How To Strengthen Tendons
Regardless of whether you're a runner, CrossFit competitor, bodybuilder or powerlifter it's almost a certainty that you'll run into some tendon and ligament related issues down the line if you do not directly work on strengthening your tendons and ligaments.
I've seen it time and time again in bodybuilders and powerlifters that make the jump from being a natural athlete to getting on some form of enhanced cycle, their muscle mass rapidly increases and their strength goes through the roof, but their tendons aren't strengthening and adapting to this increase in load and volume at the same rate.
Then one day they're mid set and it hits them... a tendon injury that has them sidelined for god knows how long.
Yes, by lifting weights and exercising (regardless of what your current regime is) you will be forcing your tendons to adapt to the load to a degree, however we could all benefit from placing some emphasis on strengthening your tendons.
SJ, What Do Our Tendons Actually Do?
Before we learn to strengthen them it's imperative we know what our tendons actually do...
Tendons and ligaments are the connector between our muscles and our bones, contracting a muscle forces your tendons to move the associated bone.

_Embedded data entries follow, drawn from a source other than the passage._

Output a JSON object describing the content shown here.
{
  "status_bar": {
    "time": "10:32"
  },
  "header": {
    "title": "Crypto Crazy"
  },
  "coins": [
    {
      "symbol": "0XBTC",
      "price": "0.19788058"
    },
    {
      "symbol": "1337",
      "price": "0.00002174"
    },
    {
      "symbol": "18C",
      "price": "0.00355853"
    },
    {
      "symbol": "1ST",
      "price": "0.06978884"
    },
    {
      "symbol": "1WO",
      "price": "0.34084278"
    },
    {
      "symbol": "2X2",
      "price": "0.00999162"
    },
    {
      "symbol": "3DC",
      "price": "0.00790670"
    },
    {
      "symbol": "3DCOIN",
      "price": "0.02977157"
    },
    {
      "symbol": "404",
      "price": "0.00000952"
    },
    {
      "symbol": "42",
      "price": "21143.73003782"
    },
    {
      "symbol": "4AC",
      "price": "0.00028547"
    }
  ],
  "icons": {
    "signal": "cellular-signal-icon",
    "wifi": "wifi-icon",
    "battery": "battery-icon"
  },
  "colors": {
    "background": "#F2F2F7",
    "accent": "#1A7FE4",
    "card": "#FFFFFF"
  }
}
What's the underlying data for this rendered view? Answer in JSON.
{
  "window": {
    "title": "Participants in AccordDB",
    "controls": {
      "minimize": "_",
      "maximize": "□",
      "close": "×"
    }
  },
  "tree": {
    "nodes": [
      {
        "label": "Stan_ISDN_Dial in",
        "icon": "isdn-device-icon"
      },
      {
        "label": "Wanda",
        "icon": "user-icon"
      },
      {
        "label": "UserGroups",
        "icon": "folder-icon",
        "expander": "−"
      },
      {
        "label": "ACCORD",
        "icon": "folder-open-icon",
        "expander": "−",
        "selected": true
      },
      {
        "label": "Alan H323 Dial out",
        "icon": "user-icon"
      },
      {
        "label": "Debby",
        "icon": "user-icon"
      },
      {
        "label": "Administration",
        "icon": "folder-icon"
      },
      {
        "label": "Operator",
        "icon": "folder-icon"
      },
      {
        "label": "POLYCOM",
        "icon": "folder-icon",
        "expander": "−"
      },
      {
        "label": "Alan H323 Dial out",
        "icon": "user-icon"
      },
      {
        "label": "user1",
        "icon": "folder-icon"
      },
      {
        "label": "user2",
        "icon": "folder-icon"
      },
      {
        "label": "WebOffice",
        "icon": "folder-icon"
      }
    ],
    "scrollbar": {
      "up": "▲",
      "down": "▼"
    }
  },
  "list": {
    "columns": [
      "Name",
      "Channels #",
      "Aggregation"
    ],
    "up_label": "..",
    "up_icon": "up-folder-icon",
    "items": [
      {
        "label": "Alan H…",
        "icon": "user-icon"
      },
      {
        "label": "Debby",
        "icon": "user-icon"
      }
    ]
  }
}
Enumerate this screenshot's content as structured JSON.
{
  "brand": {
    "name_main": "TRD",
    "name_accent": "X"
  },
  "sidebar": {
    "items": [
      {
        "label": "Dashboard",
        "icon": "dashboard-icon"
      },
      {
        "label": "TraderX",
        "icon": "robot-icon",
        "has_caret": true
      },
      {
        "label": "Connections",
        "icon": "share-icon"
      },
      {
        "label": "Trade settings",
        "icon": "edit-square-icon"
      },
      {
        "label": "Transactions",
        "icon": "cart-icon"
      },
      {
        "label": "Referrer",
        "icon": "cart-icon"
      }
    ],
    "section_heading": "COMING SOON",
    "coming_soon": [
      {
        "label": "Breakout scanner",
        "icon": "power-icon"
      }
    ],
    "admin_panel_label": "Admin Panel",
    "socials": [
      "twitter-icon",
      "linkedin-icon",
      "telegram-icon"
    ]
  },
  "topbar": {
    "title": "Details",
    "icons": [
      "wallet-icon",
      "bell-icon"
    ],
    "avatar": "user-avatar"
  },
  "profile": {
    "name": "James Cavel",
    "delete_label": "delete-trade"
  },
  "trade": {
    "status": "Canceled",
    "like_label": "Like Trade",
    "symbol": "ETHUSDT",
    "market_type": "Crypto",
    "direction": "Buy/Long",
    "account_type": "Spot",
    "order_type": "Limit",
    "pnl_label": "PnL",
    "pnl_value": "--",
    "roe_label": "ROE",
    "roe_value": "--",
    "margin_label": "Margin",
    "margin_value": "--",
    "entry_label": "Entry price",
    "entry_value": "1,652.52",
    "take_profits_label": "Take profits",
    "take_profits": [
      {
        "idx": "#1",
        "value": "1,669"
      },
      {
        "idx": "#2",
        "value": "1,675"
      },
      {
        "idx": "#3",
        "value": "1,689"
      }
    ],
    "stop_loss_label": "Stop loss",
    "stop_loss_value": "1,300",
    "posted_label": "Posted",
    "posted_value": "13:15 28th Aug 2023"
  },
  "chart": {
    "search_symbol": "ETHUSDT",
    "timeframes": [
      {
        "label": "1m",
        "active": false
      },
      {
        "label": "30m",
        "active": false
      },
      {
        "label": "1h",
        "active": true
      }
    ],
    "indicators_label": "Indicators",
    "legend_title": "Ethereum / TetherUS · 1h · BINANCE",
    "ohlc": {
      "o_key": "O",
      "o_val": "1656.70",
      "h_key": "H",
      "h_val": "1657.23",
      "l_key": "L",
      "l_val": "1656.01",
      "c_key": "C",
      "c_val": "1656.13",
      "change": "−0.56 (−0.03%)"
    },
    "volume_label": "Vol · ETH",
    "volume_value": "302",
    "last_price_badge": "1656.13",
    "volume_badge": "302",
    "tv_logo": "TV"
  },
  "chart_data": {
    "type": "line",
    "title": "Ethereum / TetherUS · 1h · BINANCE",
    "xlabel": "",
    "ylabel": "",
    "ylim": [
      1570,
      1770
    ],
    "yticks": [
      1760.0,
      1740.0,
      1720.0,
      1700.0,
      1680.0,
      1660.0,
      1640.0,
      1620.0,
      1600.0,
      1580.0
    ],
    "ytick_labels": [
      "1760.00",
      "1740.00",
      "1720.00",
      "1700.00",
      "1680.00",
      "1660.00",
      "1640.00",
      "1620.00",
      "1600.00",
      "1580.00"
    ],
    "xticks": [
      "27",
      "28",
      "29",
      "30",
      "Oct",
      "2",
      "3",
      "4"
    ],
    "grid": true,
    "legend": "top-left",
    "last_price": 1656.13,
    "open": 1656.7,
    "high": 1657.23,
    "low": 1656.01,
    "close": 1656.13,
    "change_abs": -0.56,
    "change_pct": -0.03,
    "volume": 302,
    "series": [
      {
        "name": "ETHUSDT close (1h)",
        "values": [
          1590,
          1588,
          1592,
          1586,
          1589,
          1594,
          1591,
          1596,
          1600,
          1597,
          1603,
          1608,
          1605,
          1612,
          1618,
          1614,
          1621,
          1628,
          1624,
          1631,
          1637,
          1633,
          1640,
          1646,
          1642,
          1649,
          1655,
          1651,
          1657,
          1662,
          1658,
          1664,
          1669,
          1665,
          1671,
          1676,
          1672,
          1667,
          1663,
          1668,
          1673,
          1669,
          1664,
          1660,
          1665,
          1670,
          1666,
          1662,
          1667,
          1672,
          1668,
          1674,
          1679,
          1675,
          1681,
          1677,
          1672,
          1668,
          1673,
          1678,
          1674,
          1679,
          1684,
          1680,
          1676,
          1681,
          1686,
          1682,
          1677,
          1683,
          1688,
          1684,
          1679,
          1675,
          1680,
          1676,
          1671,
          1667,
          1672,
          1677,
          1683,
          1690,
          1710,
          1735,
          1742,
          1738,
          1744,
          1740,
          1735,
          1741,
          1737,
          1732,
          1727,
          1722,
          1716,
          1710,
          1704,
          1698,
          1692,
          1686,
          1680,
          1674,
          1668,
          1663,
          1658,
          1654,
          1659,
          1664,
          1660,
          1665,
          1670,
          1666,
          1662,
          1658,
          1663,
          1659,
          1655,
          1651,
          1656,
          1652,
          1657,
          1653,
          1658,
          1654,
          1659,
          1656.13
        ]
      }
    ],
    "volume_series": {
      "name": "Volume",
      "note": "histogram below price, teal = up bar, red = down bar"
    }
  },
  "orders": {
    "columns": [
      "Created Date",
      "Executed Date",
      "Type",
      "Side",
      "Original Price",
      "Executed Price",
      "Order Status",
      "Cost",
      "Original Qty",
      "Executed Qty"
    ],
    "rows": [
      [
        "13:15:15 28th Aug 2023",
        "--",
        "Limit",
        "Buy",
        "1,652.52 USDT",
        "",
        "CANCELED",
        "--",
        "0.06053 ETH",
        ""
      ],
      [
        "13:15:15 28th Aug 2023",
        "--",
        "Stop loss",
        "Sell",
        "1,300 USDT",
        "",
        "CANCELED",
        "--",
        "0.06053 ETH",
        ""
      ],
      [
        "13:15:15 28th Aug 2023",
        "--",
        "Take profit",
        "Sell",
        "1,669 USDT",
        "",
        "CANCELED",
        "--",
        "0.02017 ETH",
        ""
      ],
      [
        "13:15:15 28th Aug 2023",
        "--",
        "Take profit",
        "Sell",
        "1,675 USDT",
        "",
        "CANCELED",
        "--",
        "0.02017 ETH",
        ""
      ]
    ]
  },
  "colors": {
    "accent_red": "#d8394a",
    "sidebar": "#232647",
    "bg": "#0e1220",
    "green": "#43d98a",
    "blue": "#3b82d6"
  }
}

Tendons are essentially the middleman in this situation.
At the same time our tendons act almost like an elastic band when it coms to explosive movements like sprinting and jumping, this is due to the recoil of the tendon after being stretched.
Tendon Stiffness Explained
A stiff tendon is not a bad tendon... the stiffness of your tendons are an indicator of strength.
A strong (stiff) tendon will be able to remain functional while elongated under stress (i.e. lifting weight).
The stiffer the tendon the more stability and force transfer you'll likely have.
Tendon Hysteresis Explained
Tendon hysteresis is how efficiently your tendons return to their original form after being elongated.
A fast recoil is an indicator of low hysteresis, a slower inefficient recoil is high hysteresis.
5 Training Methods To Strengthen Tendons & Ligaments
1 - Foam Roll/Self Massage
Whether you use a foam roller, a tennis ball, a lacrosse ball or opt to lay on a shakti mat the choice is yours as self-massage techniques increase blood flow to tendons that otherwise do not receive a great deal.
Increased blood flow = increased recovery, when it comes to tendons this recovery is adaption to meet the demand we're placing on them via our training.
2 - Perform Partial Reps
An old school strongman by the name of George Jowett created a program for strengthening tendons and ligaments that was based upon performing the top 6 inches of major compound lifts with heavy weights such as the bench, squat and overhead press.
3 - Perform Explosive Movements
You don't get better at something by not doing it... by utilizing the recoil of your tendons as we discussed earlier you can infact improve this recoil.
Keep in mind this takes time, but regularly performing box jumps, drop jumps, pistol squat jumps and the like is a sure-fire method to reduce tendon hysteresis (remember, when it comes to tendon hysteresis lower is better).
4 - Focus On Negatives
This technique should come as no surprise as negative portions of repetitions have been one of the key prescriptions of physiotherapists for many years when it comes to healing tendon related injuries (think achilles tendon and patellar injuries).
If regularly performing the eccentric portion of a calf raise can resolve achilles injuries and focusing on the eccentric portion of your squats is a recommended technique to fix patellar related issues then you can be sure that by placing emphasis on the eccentric portions of your exercises while you're healthy will assist in strengthening your tendons.
5 - Increase Your Overall Volume (Gradually!)
Work on your craft every single day.
Run, walk, jump rope...
Pick your poison to place stress on your tendons daily, as they will then be forced to adapt to these daily stressors.
I'm not telling you to overtrain and beat both your muscles and tendons into the ground.
Just make sure you aren't sitting stationary at an office desk all day...
For example rock climbers have beefy looking hands due to the sheer amount of connective tissue they've developed from years of grasping onto miniscule corners of rocks and such with their fingers.